An independent review of the claims against Pahari found that they were credible. In response, the company fined him $500,000 - one quarter of his annual $2 million bonus.
Still, AMP promoted Pahari to the top job, and Szlakowski left the group.
"It was impressed upon me that my success at AMP was inextricably tied to my harasser's support and mentorship. That ultimately proved to be true," Szlakowski said in a statement through her law firm in Australia, Maurice Blackburn.
At the height of the scandal, and after less than two years with the company, AMP Australia boss Alex Wade - who was brought on to help correct AMP's course - resigned suddenly and without explanation in July. Soon, allegations emerged of misconduct, including sending lewd photographs to female employees.
It was extra pressure that AMP didn't need, and after repeatedly defending Pahari and his promotion, within two months Pahari stood down. As the man ultimately accountable for promoting Pahari, Murray resigned at the same time.
And while you may think this might have provided AMP with a little breathing room, it wasn't to be; the next day ALP senator Debra O'Neill read aloud to the Senate the words of an AMP whistleblower.
The unnamed woman described a series of harassment incidents she experienced while employed at AMP, ranging from sexually explicit emails and photographs to groping and touching by members of senior leadership.
Her experiences at the company threw her whole career off track and her life into turmoil: "My time at AMP has destroyed my life," the whistleblower said.
She recounted being threatened that she would lose her job if she didn't give in to her manager's sexual advances and, after making a formal complaint, an ensuing investigation found her manager had made a serious transgression against her. But she still had to work with him.
It wasn't just the story of harassment that was shocking; it was the whistleblower's description of AMP's handling of the matter. She described being essentially demoted and pushed out of the company.
"On my final day at AMP, my former manager entered the elevator in which I was standing alone.

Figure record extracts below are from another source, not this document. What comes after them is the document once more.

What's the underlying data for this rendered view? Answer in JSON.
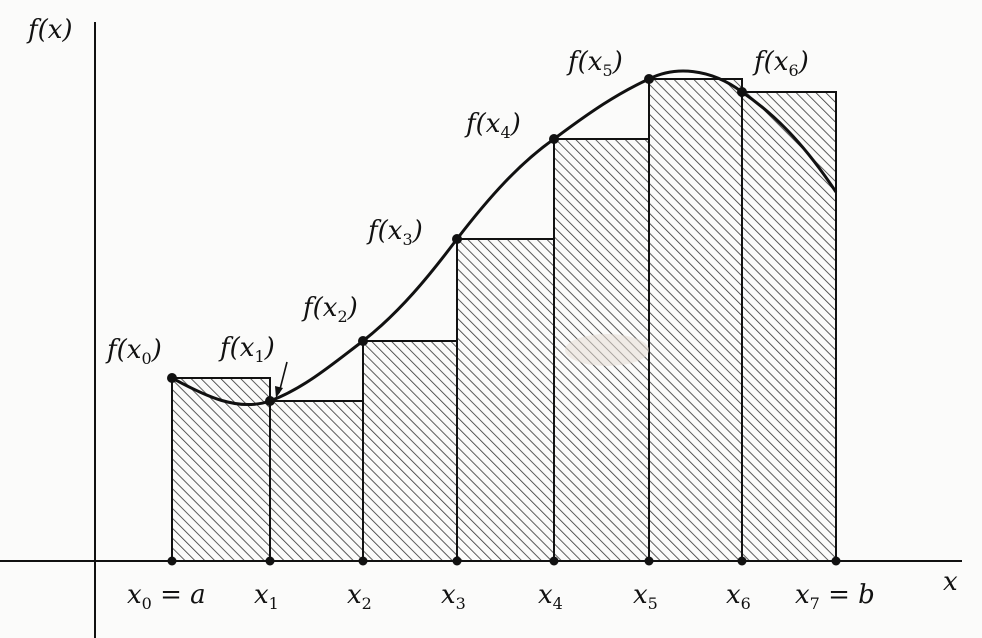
{
  "axes": {
    "y_label": "f(x)",
    "x_label": "x"
  },
  "x_labels": [
    {
      "main": "x",
      "sub": "0",
      "suffix": " = a"
    },
    {
      "main": "x",
      "sub": "1",
      "suffix": ""
    },
    {
      "main": "x",
      "sub": "2",
      "suffix": ""
    },
    {
      "main": "x",
      "sub": "3",
      "suffix": ""
    },
    {
      "main": "x",
      "sub": "4",
      "suffix": ""
    },
    {
      "main": "x",
      "sub": "5",
      "suffix": ""
    },
    {
      "main": "x",
      "sub": "6",
      "suffix": ""
    },
    {
      "main": "x",
      "sub": "7",
      "suffix": " = b"
    }
  ],
  "f_labels": [
    {
      "prefix": "f(x",
      "sub": "0",
      "close": ")"
    },
    {
      "prefix": "f(x",
      "sub": "1",
      "close": ")"
    },
    {
      "prefix": "f(x",
      "sub": "2",
      "close": ")"
    },
    {
      "prefix": "f(x",
      "sub": "3",
      "close": ")"
    },
    {
      "prefix": "f(x",
      "sub": "4",
      "close": ")"
    },
    {
      "prefix": "f(x",
      "sub": "5",
      "close": ")"
    },
    {
      "prefix": "f(x",
      "sub": "6",
      "close": ")"
    }
  ]
}
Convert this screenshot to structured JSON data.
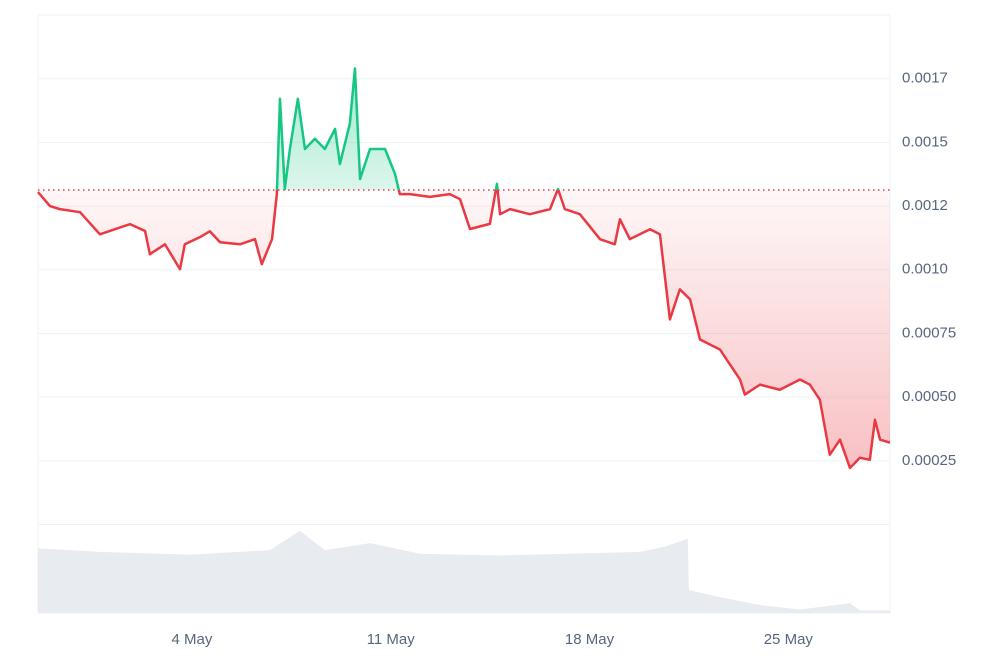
{
  "chart_data": {
    "type": "line",
    "x": [
      -1.42,
      -1.0,
      -0.65,
      0.06,
      0.76,
      1.29,
      1.82,
      2.35,
      2.52,
      3.05,
      3.58,
      3.75,
      4.28,
      4.63,
      4.99,
      5.69,
      6.22,
      6.46,
      6.82,
      6.99,
      7.1,
      7.27,
      7.45,
      7.73,
      7.98,
      8.33,
      8.68,
      9.04,
      9.21,
      9.56,
      9.74,
      9.92,
      10.27,
      10.8,
      11.15,
      11.32,
      11.68,
      12.38,
      13.08,
      13.44,
      13.79,
      14.49,
      14.74,
      14.85,
      15.2,
      15.9,
      16.61,
      16.89,
      17.13,
      17.66,
      18.37,
      18.89,
      19.07,
      19.42,
      20.13,
      20.48,
      20.83,
      21.18,
      21.54,
      21.89,
      22.59,
      23.3,
      23.47,
      24.0,
      24.7,
      25.41,
      25.76,
      26.11,
      26.46,
      26.82,
      27.17,
      27.52,
      27.87,
      28.05,
      28.23,
      28.58
    ],
    "values": [
      0.001305,
      0.00125,
      0.001238,
      0.001226,
      0.001139,
      0.001159,
      0.001179,
      0.001152,
      0.001061,
      0.0011,
      0.001002,
      0.0011,
      0.001128,
      0.001151,
      0.001108,
      0.0011,
      0.00112,
      0.001022,
      0.00112,
      0.001297,
      0.001671,
      0.001317,
      0.001474,
      0.001671,
      0.001474,
      0.001514,
      0.001474,
      0.001553,
      0.001415,
      0.001573,
      0.00179,
      0.001356,
      0.001474,
      0.001474,
      0.001376,
      0.001297,
      0.001297,
      0.001286,
      0.001297,
      0.001277,
      0.00116,
      0.00118,
      0.001337,
      0.001218,
      0.001238,
      0.001218,
      0.001238,
      0.001317,
      0.001238,
      0.001218,
      0.00112,
      0.0011,
      0.001198,
      0.00112,
      0.001159,
      0.001139,
      0.000805,
      0.000923,
      0.000884,
      0.000726,
      0.000687,
      0.000569,
      0.00051,
      0.000549,
      0.000529,
      0.000569,
      0.000549,
      0.00049,
      0.000274,
      0.000333,
      0.000222,
      0.000262,
      0.000254,
      0.000411,
      0.000333,
      0.000321
    ],
    "baseline": 0.001313,
    "color_up": "#16c784",
    "color_down": "#ea3943",
    "xlim": [
      -1.42,
      28.58
    ],
    "xticks": [
      {
        "value": 4,
        "label": "4 May"
      },
      {
        "value": 11,
        "label": "11 May"
      },
      {
        "value": 18,
        "label": "18 May"
      },
      {
        "value": 25,
        "label": "25 May"
      }
    ],
    "ylim": [
      0,
      0.002
    ],
    "yticks": [
      {
        "value": 0.00025,
        "label": "0.00025"
      },
      {
        "value": 0.0005,
        "label": "0.00050"
      },
      {
        "value": 0.00075,
        "label": "0.00075"
      },
      {
        "value": 0.001,
        "label": "0.0010"
      },
      {
        "value": 0.00125,
        "label": "0.0012"
      },
      {
        "value": 0.0015,
        "label": "0.0015"
      },
      {
        "value": 0.00175,
        "label": "0.0017"
      }
    ],
    "grid": true,
    "volume": {
      "x": [
        -1.42,
        0.76,
        3.93,
        6.75,
        7.8,
        8.68,
        10.27,
        12.03,
        14.85,
        19.77,
        20.65,
        21.46,
        21.5,
        22.59,
        24.0,
        25.41,
        27.17,
        27.52,
        28.58
      ],
      "values": [
        73,
        69,
        66,
        71,
        93,
        71,
        79,
        67,
        65,
        69,
        75,
        84,
        26,
        18,
        9,
        4,
        11,
        3,
        3
      ],
      "ylim": [
        0,
        100
      ],
      "color": "#e8ecf0"
    }
  }
}
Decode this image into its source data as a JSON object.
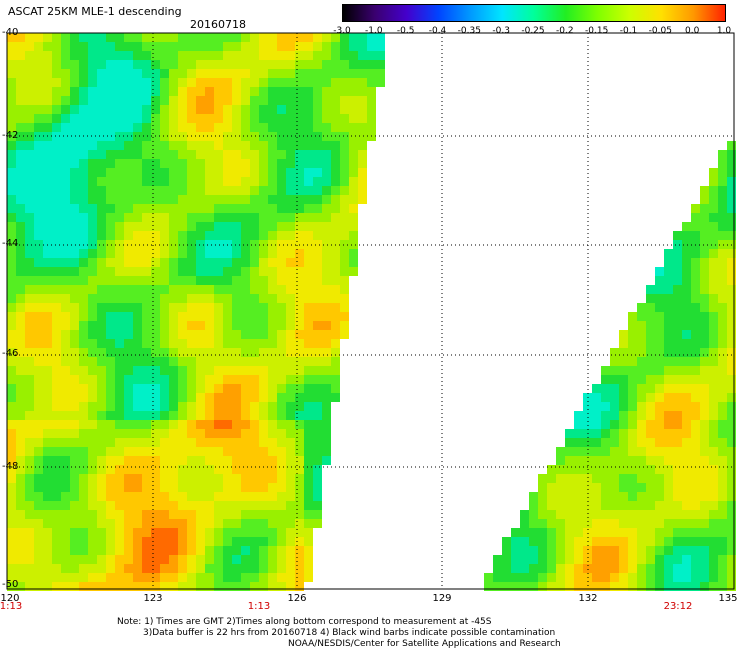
{
  "header": {
    "title": "ASCAT 25KM MLE-1 descending",
    "date": "20160718"
  },
  "colorbar": {
    "ticks": [
      "-3.0",
      "-1.0",
      "-0.5",
      "-0.4",
      "-0.35",
      "-0.3",
      "-0.25",
      "-0.2",
      "-0.15",
      "-0.1",
      "-0.05",
      "0.0",
      "1.0"
    ],
    "colors": [
      "#000000",
      "#3a006f",
      "#4400cc",
      "#0044ff",
      "#0099ff",
      "#00e5ff",
      "#00ff9a",
      "#22ee22",
      "#7fff00",
      "#ccff00",
      "#ffe000",
      "#ff9900",
      "#ff2200"
    ]
  },
  "map": {
    "lat_labels": [
      "-40",
      "-42",
      "-44",
      "-46",
      "-48",
      "-50"
    ],
    "lon_labels": [
      "120",
      "123",
      "126",
      "129",
      "132",
      "135"
    ],
    "time_labels": [
      "1:13",
      "1:13",
      "23:12"
    ],
    "lon_range": [
      120,
      135
    ],
    "lat_range": [
      -40,
      -50
    ]
  },
  "notes": {
    "line1": "Note: 1) Times are GMT 2)Times along bottom correspond to measurement at -45S",
    "line2": "3)Data buffer is 22 hrs from 20160718 4) Black wind barbs indicate possible contamination",
    "line3": "NOAA/NESDIS/Center for Satellite Applications and Research"
  }
}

He came up to me, stood inches away and then growled at me, bursting into laughter as he did. By the time the lift doors opened on the ground floor, I was on the floor sobbing," she said.
The investment case
The whistleblower is the latest instalment in the apparently never-ending AMP saga and the latest hit to the group's share price, which now sits at $1.50.
It seems cheap for one of Australia's largest companies and for a financial institution with so many customers, but is it?
"AMP has been the perennial problem child since listing... AMP is going through change and I don't think the market knows what the new model will be," founder and chief executive of DeepData Analytics Mathan Somasundaram says.
For investors, Somasundaram says the best case scenario is that AMP is taken over by the likes of Macquarie or Magellan Financial Group - but that's not on the immediate cards.
"It is not a buy," Somasundaram says.
"There are easier ways to get returns than trying to bet on the turnaround of AMP."
However, he adds that if you've been in the stock for the last year the best idea for now might be to "hold and hope".
Investsmart deputy head of research Gaurav Sodhi says there is no reason to buy or hold AMP stock right now.
"I'll go further, I don't see why AMP exists," Sodhi says. "What problem is it solving? What service is it satisfying?
"The funds business is awful for customers - high fees, underperforming. It does nothing particularly well and its brand has been destroyed. They used to have a distribution advantage with a wide adviser network that could build relationships and sell product, but that has been disrupted," he says.
Sodhi thinks there's a real possibility AMP won't exist in the future.
"It will either spin-off one or two of the units that still make sense or it will be broken apart and eaten by rivals," he says.
"The sin here was that AMP was happy to collect high fees for doing little while competitors were disrupting it."